Le septembre 08, 2008 dans Agriculture, Directives européennes

Selon la British Beet Research Organisation, ce qui subsiste du secteur de la betterave sucrière au Royaume-Uni pourrait bien être éliminé complètement si le Parlement européen donne force de loi au plan de restructuration de la gamme de pesticides accessibles aux agriculteurs. Les propositions de la Commission auraient un impact relativement réduit. « En revanche, les propositions du Parlement porteraient un coup fatal à l’industrie sucrière au Royaume-Uni étant donné qu’il serait trop onéreux de faire pousser en rangs serrés des betteraves saines et exemptes de mauvaises herbes sans recourir aux traitements des semences et insecticides utilisés, des méthodes qui ne seront pas approuvées. »

Sans le traitement des semences, les agriculteurs devront à nouveau semer de grandes quantités de semences, puis éliminer les plantes les plus faibles pour ne conserver que celles qui arriveront à maturité. Cette méthode exige beaucoup de main-d’œuvre, qui a d’ailleurs été très difficile à trouver lorsque cette méthode a été utilisée pour la dernière fois avant 1965. Selon les organismes de recherche, cette technique est impraticable aujourd’hui. D’autant plus que d’autres secteurs de l’agriculture britannique, notamment les fruits, ont beaucoup souffert cet été de la pénurie de main-d’œuvre après l’instauration de nouvelles restrictions sur la main-d’œuvre étrangère.

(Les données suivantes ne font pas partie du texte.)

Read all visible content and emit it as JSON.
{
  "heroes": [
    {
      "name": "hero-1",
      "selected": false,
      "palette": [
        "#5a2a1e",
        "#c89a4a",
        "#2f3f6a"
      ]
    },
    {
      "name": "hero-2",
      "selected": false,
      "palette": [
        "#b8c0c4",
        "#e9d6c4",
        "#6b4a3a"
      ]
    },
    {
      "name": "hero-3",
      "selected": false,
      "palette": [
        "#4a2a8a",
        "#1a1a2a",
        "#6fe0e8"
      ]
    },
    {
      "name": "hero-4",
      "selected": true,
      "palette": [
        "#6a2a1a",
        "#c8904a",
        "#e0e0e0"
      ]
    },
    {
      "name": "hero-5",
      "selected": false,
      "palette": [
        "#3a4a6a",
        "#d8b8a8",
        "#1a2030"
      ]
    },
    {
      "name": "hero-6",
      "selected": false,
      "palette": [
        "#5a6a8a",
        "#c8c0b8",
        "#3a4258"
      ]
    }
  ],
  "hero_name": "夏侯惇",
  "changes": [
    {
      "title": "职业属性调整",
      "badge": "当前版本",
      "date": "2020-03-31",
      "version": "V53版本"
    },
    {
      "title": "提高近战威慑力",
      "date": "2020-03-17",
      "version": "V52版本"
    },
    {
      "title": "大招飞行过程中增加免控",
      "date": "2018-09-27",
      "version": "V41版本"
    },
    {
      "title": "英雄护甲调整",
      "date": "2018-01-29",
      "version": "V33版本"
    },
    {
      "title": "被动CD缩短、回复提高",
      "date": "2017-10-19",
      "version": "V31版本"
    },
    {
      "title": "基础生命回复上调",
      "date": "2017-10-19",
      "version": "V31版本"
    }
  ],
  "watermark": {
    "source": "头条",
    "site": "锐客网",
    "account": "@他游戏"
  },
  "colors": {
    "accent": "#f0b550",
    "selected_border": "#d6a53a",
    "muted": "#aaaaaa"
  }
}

Les propositions du Parlement n’autoriseraient que trois des neuf herbicides utilisés actuellement dans la lutte contre les mauvaises herbes à grandes feuilles. La concurrence entre les betteraves et les mauvaises herbes durant les six semaines capitales qui suivent la germination aurait pour effet de dévaster la production. Le plan du Parlement n’autoriserait aucun insecticide, essentiellement en raison de la menace supposée pour les abeilles, même si ces dernières ne butinent que rarement les champs de betteraves.

La BBRO évalue que les marges brutes passeraient de la moyenne actuelle de £648 par hectare à £537 par hectare avec la proposition de la Commission et à moins de £215 par hectare avec les propositions du Parlement. Les frais fixes dans les installations agricoles de l’Est de l’Angleterre – où se concentre l’essentiel de la production de betteraves sucrières – atteignaient une moyenne de £759 par hectare in 2006.

Même si la rotation des cultures est bénéfique à la betterave sucrière, de telles marges signifieraient la disparition de l’industrie sucrière au Royaume-Uni. Or, un niveau de production minimal est nécessaire pour maintenir opérationnelles les raffineries de sucre du Royaume-Uni.